Macel Christine (dir.), M’as-tu vu, cat. expo., Centre Pompidou, Paris (19 novembre 2003 – 15 mars 2004), Paris, Éd. du Centre Pompidou/Xavier Barral, 2003
→Sauvageot Anne, Sophie Calle : l’art caméléon, Paris, Presses universitaires de France, 2007
→Barrel Xavier & Calle Sophie, Ainsi de suite, Paris, Xavier Barral, 2016
M’as-tu vu, Centre Pompidou, Paris, 19 November 2003 – 15 March 2004
→Pour la dernière et pour la première fois, Musée d’art contemporain de Montréal, 5 February – 10 May 2015
→Sophie Calle, Musée de la Chasse et de la Nature, Paris, 10 October 2017 – 2 February 2018
French Photographer, Filmmaker, Performance artist.
Sophie Calle is the daughter of doctor and art collector Robert Calle, originator of the Carré d’art, the museum of contemporary art of Nîmes. For her first artistic performance in 1979, she invited strangers to come sleep in her bed, in order to never be alone for a period of eight days. She took photographs of participants, asking them a few questions and consciously noting their topic of discussion and their movements during sleep. This piece, entitled Les Dormeurs (the Sleepers), captured the attention of critic Bernard Lamarche-Vadel, who invited Calle to the Paris Biennale in 1980. Her work follows precise guidelines, and emphasizes the strong interconnectedness between her life and art. Addressing the absence of the ‘other’ as a primary theme, her pieces seem to want to ward off the fear of loss. The ‘shadowing’ pieces, disappearances, and investigations, planned as a game, created a rhythm for her process; starting with Suite vénitienne (1980), where she followed a man leaving Venice, to her own Filature (Shadow, 1981), where a private detective, hired by her mother at her request, was asked to follow her for a day. He related his investigation in a report, accompanied by photographs.
That same year, in L’Hôtel, she was hired as a hotel maid in Venice. As a voyeur, she seized the traces left by the occupants of the rooms to use in an attempt to sketch their portraits. In this way she tested the limits of the public and private spheres. Throughout her work, S. Calle designed different types of narratives (stories of investigations, travel, or autobiographies), each relating to a photographic image, creating a sort of picture-novel. In La Robe de mariée (The wedding dress, 1988), La Lettre d’amour (The love letter, 1988) or Le Nez (the Nose, 2000), she staged her life through photographs and texts. This art form, which developed from a fictional autobiography, comes from Harald Szeemann’s concept of “individual mythologies” (which he used to group artists exhibited at Documenta 5 in Kassel in 1972, and marking the art of the 1970’s.)
In La Chambre à Coucher (the Bedroom, 2003), she assembled the symbols of her “autobiographies”, developing since 1988: the red shoe, the bathrobe, the wedding dress. Objects that are collectible, memorable, symbolic, and fetishistic by turns all come together to form a precise memory, collected in the series of books Des histoires vraies (True Stories, 1994, re-edited in 2011.) In 1992 she also made her first film, No Sex Last Night, about her unhappy love affair with the director Greg Shepard. The style of her stories, like their presentation, is pared down. Also worth noting are the lists and photographs of the windows of gifts received from her friends each year in Rituel d’anniversaire (Birthday ritual, 1980-1993), documents which are loaded with emotion.
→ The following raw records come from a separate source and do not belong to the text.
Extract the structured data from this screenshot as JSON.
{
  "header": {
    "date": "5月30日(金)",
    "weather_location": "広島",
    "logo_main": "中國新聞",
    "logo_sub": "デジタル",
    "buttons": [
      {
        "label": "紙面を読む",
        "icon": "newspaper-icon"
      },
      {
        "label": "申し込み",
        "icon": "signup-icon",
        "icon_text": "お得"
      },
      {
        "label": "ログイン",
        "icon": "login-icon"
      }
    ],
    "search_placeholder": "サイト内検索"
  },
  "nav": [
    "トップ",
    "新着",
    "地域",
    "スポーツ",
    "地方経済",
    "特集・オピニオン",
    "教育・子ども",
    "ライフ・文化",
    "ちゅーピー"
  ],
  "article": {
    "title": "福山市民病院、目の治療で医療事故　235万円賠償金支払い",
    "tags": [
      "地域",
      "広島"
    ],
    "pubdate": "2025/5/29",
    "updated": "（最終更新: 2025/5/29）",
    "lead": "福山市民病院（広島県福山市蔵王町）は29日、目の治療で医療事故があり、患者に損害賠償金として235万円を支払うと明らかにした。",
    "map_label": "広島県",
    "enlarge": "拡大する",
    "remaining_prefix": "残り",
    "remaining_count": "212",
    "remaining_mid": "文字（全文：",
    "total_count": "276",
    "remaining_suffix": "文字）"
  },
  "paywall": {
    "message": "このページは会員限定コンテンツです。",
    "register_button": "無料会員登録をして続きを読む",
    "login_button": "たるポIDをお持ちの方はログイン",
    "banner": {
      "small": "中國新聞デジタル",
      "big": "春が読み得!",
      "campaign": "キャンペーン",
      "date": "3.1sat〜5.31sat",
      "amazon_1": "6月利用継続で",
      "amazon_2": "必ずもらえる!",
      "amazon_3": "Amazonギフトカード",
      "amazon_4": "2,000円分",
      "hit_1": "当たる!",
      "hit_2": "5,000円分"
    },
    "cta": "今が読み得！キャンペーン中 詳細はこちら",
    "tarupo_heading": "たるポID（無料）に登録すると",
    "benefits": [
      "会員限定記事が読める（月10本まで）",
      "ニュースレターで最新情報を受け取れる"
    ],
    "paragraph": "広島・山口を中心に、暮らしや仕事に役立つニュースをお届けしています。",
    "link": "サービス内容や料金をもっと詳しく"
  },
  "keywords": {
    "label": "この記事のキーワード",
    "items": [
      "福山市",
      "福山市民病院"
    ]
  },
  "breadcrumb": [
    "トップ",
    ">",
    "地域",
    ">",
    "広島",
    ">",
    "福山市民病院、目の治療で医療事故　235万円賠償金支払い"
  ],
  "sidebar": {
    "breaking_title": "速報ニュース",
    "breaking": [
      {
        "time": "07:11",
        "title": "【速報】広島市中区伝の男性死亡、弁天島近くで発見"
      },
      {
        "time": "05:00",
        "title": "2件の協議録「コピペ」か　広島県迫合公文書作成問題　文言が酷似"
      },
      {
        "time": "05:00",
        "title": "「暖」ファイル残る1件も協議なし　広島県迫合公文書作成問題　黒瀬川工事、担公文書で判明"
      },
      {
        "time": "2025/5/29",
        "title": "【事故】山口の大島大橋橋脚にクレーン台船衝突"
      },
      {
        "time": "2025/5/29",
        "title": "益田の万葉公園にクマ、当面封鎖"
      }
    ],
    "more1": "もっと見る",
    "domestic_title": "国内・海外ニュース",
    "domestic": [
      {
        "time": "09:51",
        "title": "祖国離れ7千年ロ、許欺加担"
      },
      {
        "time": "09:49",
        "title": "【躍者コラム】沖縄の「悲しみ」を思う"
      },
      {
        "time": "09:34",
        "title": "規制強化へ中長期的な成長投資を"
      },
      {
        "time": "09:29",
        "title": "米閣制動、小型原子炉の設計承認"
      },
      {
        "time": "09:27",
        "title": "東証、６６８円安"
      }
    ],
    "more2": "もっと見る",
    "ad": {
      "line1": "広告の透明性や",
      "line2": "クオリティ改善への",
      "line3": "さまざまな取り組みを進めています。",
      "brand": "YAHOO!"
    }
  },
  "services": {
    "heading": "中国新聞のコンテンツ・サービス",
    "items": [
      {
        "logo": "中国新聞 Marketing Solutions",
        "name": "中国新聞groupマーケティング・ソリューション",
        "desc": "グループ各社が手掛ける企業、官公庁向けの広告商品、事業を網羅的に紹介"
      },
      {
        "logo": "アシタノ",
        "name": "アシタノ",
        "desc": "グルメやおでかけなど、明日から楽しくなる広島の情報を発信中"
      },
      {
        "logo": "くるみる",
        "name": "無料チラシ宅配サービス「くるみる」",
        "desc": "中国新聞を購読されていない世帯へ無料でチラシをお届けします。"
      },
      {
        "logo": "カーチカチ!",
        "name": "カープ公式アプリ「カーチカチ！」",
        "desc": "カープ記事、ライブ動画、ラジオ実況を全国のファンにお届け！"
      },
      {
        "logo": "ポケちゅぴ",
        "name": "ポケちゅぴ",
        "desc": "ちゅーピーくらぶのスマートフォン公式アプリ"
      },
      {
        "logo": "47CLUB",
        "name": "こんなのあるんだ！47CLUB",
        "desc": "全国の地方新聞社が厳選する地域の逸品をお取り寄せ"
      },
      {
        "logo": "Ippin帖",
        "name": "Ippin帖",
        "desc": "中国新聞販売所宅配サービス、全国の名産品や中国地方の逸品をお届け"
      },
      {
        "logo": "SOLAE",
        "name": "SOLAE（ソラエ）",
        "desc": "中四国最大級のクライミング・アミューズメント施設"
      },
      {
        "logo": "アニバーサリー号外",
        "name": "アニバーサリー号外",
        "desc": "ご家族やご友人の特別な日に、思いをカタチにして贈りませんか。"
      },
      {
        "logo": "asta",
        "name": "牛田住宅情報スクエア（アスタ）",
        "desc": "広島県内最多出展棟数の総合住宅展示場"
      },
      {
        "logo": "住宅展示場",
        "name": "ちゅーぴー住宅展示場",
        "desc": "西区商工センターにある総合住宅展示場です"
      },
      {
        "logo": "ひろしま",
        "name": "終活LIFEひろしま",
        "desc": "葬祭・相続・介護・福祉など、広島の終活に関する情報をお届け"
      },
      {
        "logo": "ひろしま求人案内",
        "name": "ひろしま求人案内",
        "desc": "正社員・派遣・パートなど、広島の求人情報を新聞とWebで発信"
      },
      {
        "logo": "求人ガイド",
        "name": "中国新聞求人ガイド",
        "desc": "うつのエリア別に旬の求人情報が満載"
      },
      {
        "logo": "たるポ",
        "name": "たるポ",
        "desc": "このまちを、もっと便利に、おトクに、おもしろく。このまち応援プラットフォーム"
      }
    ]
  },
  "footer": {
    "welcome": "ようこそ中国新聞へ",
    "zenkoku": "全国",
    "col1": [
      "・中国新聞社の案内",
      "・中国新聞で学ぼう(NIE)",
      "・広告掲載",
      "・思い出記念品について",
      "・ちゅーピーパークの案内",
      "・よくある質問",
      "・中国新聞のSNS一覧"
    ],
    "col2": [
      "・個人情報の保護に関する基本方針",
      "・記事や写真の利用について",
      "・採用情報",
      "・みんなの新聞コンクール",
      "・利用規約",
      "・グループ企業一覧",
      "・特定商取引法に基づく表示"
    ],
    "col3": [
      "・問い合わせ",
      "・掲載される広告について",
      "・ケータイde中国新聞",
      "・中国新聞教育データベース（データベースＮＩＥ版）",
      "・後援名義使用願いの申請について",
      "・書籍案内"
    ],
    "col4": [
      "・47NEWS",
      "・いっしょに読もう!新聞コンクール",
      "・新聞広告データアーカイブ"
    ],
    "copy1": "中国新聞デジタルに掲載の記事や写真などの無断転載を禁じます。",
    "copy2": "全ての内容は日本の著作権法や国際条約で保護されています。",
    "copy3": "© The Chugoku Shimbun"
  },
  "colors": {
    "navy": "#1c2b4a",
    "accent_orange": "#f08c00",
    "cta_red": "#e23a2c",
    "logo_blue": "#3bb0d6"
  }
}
Muse and inspiration to Paul Auster for the character of Maria in Leviathan, she decided to leave her character for the Régime chromatique (the Color Scheme) in 1997, in which each day of the week, a different food of a meal is declined according to a color chosen by the artist. Calle often expressed herself in her work, but she also like to make others speak. In the series Les Aveugles (Blind, 1986), she asked a group people born without sight to give their definition of the concept of beauty, using words to explore what was missing in sight. In La Couleur aveugle (Blind Color 1991), she asked sightless people to transcribe their perception of color. Their descriptions are displayed next to texts by artists—Klein , Ricter, Reinhard, Manzoni—on monochrome.
Calle has published many books, and the Centre Pompidou has devoted an exhibition to her entitled Hast thou seen in 2004. In 2007, she represented France at the Venice Biennale with two pieces; Prenez-soin de vous (Take care of yourself), a breakup letter that she received, read by 107 women, presented in 2008 at the National Library of France, and Pas pu saisir la mort (Couldn’t Catch Death), a video made upon the death of her mother, which had corresponded with her invitation to represent France at the biennale. Through dialogue between text and image, she uses appropriations and substitutions to question her relationship to the Other, which is omnipresent in her work.